Support for same-sex marriage stalls among both evangelical and mainline Protestant pastors

Church Front

A new study by Lifeway Research revealed a trend among Protestant pastors in the United States in the growing acceptance of same-sex marriage. The report, released in June 2024, shows that only 21% of surveyed pastors currently approve of same-sex marriage, marking a slight decline from the 24% who expressed approval in 2019.

This stability is particularly noteworthy because earlier trends indicated a rise in support, especially among mainline Protestant denominations. However, even within these more liberal branches, acceptance for same-sex marriage has stagnated, with less than half (46%) of mainline pastors voicing approval in both 2019 and 2023.

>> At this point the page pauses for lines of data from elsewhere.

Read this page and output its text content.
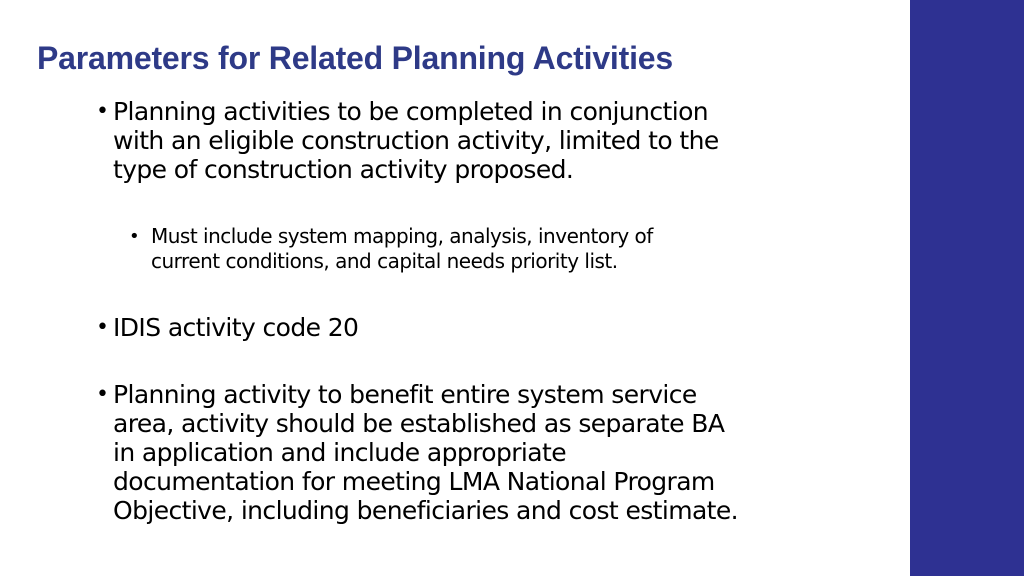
Parameters for Related Planning Activities
• Planning activities to be completed in conjunction
with an eligible construction activity, limited to the
type of construction activity proposed.
• Must include system mapping, analysis, inventory of
current conditions, and capital needs priority list.
• IDIS activity code 20
• Planning activity to benefit entire system service
area, activity should be established as separate BA
in application and include appropriate
documentation for meeting LMA National Program
Objective, including beneficiaries and cost estimate.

As one of the reasons for this trend, the study suggests a potential link to ongoing theological debates within denominations. Scott McConnell, executive director of Lifeway Research, points out that “Debates continue within denominations at national and judicatory levels on the morality of same-sex marriage, yet the overall number of Protestant pastors who support same-sex marriage is not growing.”

A generational difference is also evident. Younger pastors (aged 18-44) are more than twice as likely (27%) to support same-sex marriage compared to pastors over 65 (15%). This suggests a potential shift in attitudes within Protestant denominations in the future.

The study also highlights a clear divide between mainline and evangelical denominations. Evangelical pastors remain steadfast in their faith, with only 7% expressing approval for same-sex marriage. In contrast, mainline pastors show a tendency with nearly half (46%) showing support.

While most pastors haven't been asked to perform a same-sex ceremony, the issue remains a significant one, reflecting broader cultural and religious debates about LGBTQ+ in the United States.